Yvonne Basebya is geboren als Yvonne Ntacyobatabara. Zij is 65 jaar oud, woont sinds 1998 in
Nederland en heeft sinds 2004 de Nederlandse nationaliteit. Op 21 juni 2010 is
ze aangehouden en wordt ze beschuldigd van het feit dat ze voor april 1994 de
Hutu’s opruide om Tutsi’s te vermoorden, dat ze lid was van de extremistische
partij CDR, die een plan had om Tutsi’s uit te moorden en dat ze vanaf april
1994 betrokken is geweest bij het doden van Tutsi’s. Dit speelde zich
voornamelijk af in de wijk Gikondo in Kigali. Ik weet wel waar deze wijk is, maar
ik ben er niet zo bekend.
Op maandag 29 oktober ben ik naar de rechtbank in Den Haag
gegaan, Prins Clauslaan 60. Een enorm gebouw met heel veel rechtszalen en het
was dus een beetje zoeken om bij de juiste terecht te komen. Bij binnenkomst
van het gebouw was er natuurlijk een veiligheidscontrole om te kijken of er
geen wapens of ander gekkigheid binnen zou komen, maar de aangekondigde
controle op identiteitsbewijzen werd achterwege gelaten.
In zaal F2 van het complex was het proces tegen Yvonne
Basebya. Op een verhoging in de zaal zaten achter een soort halve maan in
totaal zeven mensen. In het midden de drie rechters, aan de rechterkant twee
griffiers en aan de linkerkant twee namens het Openbaar Ministerie,
verantwoordelijk voor de aanklacht. Tussen de aanklagers en de rechters was
subtiel een kleine opening in de halve maan gelaten, om aan te tonen dat er
toch wel degelijk een daadwerkelijke scheiding is tussen deze twee.
Rechts voor de rechter zat een klein gedrongen vrouwtje met
op haar hoofd een koptelefoon. Daar iets achter zat haar advocaat. Aan de
linkerkant was een hermetisch afgesloten cabine waarin twee vrouwen zaten. Dat
waren de vertaalsters. Voor mevrouw Basebya vertaalden zij waarschijnlijk alle
teksten in het Frans.
In de zaal zaten vijf Rwandezen. Een oudere heer,
waarschijnlijk haar man, twee oudere dames, een wat jongere dame, mogelijk haar
dochter en een jonge knul. Daarnaast nog twee vertegenwoordigers die
overduidelijk bij de verdediging hoorden. Tenslotte nog twee heren, waarvan
later bleek dat de ene ook werkzaam was voor het Openbaar Ministerie en dat de
tweede er zat namens het NIOD.
Om tien uur is de aanvangstijd van het proces geweest, ik
was een kwartiertje later, dus ze waren al aan de gang. De middelste rechter
was aan het woord. Hij had een hele woordenstroom en ik had moeite om te duiden
waar hij nu mee bezig was. Maar gaandeweg werd het mij wel duidelijker. Hij was
bezig om stukken voor te lezen uit het dossier om vervolgens aan de verdachte
om uitleg te vragen omtrent de inhoud van wat hij zojuist had voorgelezen.
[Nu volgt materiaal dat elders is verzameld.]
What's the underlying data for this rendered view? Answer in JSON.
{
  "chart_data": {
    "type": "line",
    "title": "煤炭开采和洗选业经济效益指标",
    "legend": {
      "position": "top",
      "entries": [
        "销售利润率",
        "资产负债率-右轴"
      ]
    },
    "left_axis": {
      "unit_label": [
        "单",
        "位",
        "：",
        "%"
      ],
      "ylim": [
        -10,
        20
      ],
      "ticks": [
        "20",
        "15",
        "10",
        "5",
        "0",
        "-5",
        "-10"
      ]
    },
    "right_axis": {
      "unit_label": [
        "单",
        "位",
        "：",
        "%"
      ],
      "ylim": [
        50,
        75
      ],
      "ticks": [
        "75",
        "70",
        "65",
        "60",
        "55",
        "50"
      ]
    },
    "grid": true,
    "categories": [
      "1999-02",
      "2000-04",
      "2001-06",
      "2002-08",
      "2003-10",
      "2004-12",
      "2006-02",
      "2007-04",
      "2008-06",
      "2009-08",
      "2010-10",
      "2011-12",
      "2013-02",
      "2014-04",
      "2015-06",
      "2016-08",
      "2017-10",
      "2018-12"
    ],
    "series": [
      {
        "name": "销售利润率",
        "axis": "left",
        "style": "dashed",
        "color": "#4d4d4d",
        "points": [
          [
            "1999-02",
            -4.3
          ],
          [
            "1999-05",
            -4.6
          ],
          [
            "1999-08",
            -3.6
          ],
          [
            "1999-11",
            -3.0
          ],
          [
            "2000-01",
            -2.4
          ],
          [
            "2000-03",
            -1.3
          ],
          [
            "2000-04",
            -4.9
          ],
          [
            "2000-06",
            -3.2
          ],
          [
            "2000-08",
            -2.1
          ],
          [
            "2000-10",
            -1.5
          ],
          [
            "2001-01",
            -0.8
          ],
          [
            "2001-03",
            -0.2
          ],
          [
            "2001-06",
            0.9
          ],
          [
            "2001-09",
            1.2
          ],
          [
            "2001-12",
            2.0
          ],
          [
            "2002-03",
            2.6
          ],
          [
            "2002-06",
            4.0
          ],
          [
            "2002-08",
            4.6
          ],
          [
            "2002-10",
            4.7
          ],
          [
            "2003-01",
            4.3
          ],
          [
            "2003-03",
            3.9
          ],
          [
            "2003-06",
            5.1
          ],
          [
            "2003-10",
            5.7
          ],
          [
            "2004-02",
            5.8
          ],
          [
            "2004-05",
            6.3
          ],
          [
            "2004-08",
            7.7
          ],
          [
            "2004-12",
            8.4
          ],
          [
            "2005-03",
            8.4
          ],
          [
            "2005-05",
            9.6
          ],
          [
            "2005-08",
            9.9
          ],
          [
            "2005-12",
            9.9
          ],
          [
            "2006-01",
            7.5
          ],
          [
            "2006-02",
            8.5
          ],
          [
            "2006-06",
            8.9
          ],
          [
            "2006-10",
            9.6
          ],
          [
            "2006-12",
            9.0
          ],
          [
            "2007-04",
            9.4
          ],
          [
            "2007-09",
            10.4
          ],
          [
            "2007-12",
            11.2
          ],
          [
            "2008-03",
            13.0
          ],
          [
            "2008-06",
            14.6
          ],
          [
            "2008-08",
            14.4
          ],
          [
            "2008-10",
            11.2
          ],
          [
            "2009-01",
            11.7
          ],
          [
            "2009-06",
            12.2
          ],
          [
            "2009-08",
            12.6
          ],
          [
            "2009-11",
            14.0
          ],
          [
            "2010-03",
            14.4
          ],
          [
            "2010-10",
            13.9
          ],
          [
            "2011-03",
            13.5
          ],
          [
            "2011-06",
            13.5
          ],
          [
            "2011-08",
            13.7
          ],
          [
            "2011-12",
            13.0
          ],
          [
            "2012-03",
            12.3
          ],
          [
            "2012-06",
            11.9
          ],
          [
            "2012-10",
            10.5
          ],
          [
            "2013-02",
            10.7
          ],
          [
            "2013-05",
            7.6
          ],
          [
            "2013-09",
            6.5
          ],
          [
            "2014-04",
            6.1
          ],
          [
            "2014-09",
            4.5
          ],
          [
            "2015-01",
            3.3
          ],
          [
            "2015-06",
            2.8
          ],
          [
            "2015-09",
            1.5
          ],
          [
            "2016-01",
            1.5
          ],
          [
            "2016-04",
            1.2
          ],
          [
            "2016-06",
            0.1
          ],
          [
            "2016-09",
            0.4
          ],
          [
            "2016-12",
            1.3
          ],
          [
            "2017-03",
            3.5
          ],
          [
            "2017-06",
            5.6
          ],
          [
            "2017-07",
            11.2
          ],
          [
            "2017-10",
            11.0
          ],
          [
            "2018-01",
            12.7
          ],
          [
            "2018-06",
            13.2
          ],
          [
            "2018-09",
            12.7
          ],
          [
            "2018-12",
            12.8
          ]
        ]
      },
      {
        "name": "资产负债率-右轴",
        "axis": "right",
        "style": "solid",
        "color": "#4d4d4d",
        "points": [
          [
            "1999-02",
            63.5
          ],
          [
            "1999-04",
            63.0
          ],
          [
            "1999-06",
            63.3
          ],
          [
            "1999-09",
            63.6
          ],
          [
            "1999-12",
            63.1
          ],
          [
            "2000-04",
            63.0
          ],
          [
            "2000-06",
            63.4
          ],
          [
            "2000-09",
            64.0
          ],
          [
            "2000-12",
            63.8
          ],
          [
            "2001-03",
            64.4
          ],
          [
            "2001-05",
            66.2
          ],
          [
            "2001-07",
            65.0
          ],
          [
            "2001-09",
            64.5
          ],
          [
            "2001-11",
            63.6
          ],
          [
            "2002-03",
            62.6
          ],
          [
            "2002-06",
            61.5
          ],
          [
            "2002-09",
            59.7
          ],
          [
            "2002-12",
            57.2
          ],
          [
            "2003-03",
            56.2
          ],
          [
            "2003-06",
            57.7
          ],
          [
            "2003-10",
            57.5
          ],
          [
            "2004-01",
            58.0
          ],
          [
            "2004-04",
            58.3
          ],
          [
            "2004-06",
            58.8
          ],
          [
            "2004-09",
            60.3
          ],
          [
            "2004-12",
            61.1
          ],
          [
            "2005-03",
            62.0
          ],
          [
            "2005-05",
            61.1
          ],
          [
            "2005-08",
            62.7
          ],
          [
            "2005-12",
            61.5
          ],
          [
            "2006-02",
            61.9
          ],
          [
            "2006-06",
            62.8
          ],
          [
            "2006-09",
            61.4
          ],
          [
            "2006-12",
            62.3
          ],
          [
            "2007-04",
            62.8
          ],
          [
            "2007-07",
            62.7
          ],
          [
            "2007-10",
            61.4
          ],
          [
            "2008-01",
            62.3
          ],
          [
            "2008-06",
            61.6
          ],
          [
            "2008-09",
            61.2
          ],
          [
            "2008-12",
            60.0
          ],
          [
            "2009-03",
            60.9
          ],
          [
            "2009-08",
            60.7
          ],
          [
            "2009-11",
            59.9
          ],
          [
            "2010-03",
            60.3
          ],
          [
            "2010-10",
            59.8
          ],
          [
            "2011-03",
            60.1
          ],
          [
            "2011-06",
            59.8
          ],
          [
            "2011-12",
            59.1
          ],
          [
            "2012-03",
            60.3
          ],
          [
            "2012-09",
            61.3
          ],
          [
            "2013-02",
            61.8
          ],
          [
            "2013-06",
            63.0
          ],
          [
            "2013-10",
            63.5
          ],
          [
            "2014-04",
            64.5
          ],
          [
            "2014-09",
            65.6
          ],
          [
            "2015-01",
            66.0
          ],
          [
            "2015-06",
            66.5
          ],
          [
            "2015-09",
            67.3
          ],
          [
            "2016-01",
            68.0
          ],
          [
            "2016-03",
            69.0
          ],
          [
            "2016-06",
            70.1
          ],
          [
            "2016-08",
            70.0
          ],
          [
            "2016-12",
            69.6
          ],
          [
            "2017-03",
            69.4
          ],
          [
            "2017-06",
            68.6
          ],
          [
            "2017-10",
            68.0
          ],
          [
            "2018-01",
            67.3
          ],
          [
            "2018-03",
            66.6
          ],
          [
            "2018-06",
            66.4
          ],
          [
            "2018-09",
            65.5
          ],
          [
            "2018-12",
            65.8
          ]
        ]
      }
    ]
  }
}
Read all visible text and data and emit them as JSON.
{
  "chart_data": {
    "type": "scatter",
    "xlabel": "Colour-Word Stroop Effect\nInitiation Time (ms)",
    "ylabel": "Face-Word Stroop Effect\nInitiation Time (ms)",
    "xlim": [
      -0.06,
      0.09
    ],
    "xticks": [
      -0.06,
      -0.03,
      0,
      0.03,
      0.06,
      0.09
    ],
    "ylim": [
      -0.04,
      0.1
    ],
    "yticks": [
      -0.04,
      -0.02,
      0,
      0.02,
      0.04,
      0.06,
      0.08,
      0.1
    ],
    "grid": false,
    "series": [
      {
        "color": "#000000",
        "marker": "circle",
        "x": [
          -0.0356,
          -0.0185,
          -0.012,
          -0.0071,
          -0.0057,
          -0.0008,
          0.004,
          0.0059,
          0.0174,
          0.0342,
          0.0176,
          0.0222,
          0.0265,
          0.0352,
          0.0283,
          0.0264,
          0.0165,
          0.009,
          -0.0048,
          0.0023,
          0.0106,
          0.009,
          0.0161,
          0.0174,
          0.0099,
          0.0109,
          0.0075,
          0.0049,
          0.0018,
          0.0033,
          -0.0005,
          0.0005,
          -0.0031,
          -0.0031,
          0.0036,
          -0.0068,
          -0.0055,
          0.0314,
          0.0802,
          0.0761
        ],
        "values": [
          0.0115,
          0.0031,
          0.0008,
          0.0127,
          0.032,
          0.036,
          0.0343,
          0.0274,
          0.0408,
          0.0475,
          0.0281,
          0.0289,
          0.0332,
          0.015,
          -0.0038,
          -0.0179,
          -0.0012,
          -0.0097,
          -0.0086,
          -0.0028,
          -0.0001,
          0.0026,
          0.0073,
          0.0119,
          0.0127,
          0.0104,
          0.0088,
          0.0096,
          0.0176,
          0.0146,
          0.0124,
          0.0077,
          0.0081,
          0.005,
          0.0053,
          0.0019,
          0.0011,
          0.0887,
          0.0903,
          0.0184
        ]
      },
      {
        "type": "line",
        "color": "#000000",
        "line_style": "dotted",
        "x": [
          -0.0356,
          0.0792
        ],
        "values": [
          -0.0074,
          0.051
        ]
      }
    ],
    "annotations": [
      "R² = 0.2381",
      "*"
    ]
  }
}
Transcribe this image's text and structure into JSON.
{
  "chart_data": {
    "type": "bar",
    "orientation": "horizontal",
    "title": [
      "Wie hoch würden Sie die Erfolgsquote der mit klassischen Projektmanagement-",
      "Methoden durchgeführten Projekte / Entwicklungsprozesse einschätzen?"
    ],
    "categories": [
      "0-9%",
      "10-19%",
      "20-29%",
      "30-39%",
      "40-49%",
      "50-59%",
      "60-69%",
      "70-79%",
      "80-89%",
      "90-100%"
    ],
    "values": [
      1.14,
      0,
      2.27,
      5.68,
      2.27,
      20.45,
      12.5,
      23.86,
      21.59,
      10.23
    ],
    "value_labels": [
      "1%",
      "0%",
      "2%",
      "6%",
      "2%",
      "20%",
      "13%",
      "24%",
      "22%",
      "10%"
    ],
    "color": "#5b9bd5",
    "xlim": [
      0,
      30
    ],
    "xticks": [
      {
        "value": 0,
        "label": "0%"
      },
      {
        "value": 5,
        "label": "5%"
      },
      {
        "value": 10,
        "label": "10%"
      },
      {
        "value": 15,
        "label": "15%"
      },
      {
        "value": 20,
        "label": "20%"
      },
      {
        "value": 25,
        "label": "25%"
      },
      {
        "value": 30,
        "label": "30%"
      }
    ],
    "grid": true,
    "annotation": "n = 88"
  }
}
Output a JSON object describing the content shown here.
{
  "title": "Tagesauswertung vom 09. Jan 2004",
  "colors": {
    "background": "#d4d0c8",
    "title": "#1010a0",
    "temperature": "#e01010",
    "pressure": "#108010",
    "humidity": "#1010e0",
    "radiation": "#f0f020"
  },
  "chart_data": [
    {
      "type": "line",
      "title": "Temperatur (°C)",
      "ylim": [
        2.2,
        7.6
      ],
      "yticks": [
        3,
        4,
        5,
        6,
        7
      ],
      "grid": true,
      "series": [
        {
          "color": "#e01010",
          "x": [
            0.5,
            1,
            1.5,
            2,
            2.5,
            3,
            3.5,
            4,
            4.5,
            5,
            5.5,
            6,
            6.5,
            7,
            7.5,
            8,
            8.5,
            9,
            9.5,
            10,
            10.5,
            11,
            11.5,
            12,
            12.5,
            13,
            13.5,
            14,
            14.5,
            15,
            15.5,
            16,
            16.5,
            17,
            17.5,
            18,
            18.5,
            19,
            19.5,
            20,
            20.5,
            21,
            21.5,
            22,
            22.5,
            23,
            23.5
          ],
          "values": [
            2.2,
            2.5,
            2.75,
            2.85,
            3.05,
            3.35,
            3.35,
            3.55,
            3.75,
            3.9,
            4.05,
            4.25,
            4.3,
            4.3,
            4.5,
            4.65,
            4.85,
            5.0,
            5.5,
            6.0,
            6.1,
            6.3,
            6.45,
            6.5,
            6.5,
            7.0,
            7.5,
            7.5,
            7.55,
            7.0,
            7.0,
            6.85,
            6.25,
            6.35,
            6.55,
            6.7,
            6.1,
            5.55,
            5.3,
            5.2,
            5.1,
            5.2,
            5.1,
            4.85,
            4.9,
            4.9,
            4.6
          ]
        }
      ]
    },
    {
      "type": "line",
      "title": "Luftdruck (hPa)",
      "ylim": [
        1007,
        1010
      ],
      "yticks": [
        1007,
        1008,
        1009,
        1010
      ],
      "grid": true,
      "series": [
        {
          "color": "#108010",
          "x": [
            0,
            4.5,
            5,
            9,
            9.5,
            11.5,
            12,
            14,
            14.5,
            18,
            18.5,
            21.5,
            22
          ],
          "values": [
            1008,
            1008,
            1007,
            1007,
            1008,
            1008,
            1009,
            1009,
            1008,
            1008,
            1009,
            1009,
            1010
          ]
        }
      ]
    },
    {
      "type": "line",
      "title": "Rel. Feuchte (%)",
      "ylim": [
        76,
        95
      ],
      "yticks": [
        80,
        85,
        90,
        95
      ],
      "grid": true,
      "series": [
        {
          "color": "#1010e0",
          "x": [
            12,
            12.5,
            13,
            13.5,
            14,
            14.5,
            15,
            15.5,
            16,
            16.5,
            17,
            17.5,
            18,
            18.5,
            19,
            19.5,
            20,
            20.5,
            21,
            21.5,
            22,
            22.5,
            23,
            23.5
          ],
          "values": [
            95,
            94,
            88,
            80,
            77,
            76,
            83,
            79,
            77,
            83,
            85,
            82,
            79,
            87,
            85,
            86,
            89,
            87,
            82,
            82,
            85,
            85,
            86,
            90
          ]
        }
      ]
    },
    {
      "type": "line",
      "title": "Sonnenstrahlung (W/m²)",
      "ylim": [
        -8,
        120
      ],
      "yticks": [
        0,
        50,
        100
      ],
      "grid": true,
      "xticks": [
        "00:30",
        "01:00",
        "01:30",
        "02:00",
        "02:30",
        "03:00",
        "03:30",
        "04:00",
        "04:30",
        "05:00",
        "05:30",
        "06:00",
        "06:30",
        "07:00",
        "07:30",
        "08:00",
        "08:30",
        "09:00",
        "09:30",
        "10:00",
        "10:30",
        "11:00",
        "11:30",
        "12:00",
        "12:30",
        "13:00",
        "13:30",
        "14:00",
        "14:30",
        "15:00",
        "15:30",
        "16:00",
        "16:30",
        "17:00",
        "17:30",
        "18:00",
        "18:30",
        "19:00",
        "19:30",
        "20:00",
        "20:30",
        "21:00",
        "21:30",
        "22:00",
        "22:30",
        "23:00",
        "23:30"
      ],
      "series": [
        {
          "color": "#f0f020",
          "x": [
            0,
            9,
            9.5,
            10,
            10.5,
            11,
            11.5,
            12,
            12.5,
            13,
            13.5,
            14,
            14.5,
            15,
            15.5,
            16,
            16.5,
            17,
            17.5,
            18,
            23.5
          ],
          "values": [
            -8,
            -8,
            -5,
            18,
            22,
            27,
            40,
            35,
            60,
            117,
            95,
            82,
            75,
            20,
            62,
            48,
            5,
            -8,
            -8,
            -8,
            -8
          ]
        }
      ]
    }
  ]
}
Mevrouw Yvonne Basebya maakt echter gebruik van haar
zwijgrecht en zij weerhield zich dus van enig commentaar op hetgeen haar werd
voorgelegd. Dat maakte het wel een beetje saai. De rechter las voor uit het
dossier, met aan het eind een obligate vraag aan de verdachte voor commentaar,
gevolgd door een groot zwijgen. Het zou dus niet de meeste interessante zitting
worden.
In de ochtend werden er vooral voorgelezen uit afgeluisterde
gesprekken uit 2009 en 2010 die mevrouw Basebya had gevoerd met allerlei
verschillende mensen. In die telefoongesprekken werden van allerlei zaken
gezegd over verschillende personen. Doordat niet altijd duidelijk was waar deze
personen voor stonden en er ook niet werd gereageerd bleven een heleboel zaken
in het luchtledige hangen.
Allerlei foute mannen komen voorbij. Deze worden aangehaald
in het gesprek en dan op een zodanige wijze dat de sprekers zeker niet negatief
staan ten opzichte van deze foute mannen. De naam van Leon Mugesera valt,
iemand die berucht is vanwege een speech gehouden in 1992 en op grond daarvan
begin 2012 door Canada uitgeleverd aan Rwanda. Over Jean-Bosco Barayagwiza,
in 2003 veroordeeld tot 35 jaar door het ITCR (International Criminal Tribunal
for Rwanda), wordt gezegd dat deze een slachtoffer is van internationaal
onrecht. Allerlei discutabele zaken worden er gezegd tijdens de gevoerde
gesprekken.
Het meest bijzonder gesprek was in mijn ogen het gesprek met
Agathe
Habyarimana. Agathe is
de vrouw van de president Juvianal Habyarimana. Zij had van Yvonne een (Rwandese)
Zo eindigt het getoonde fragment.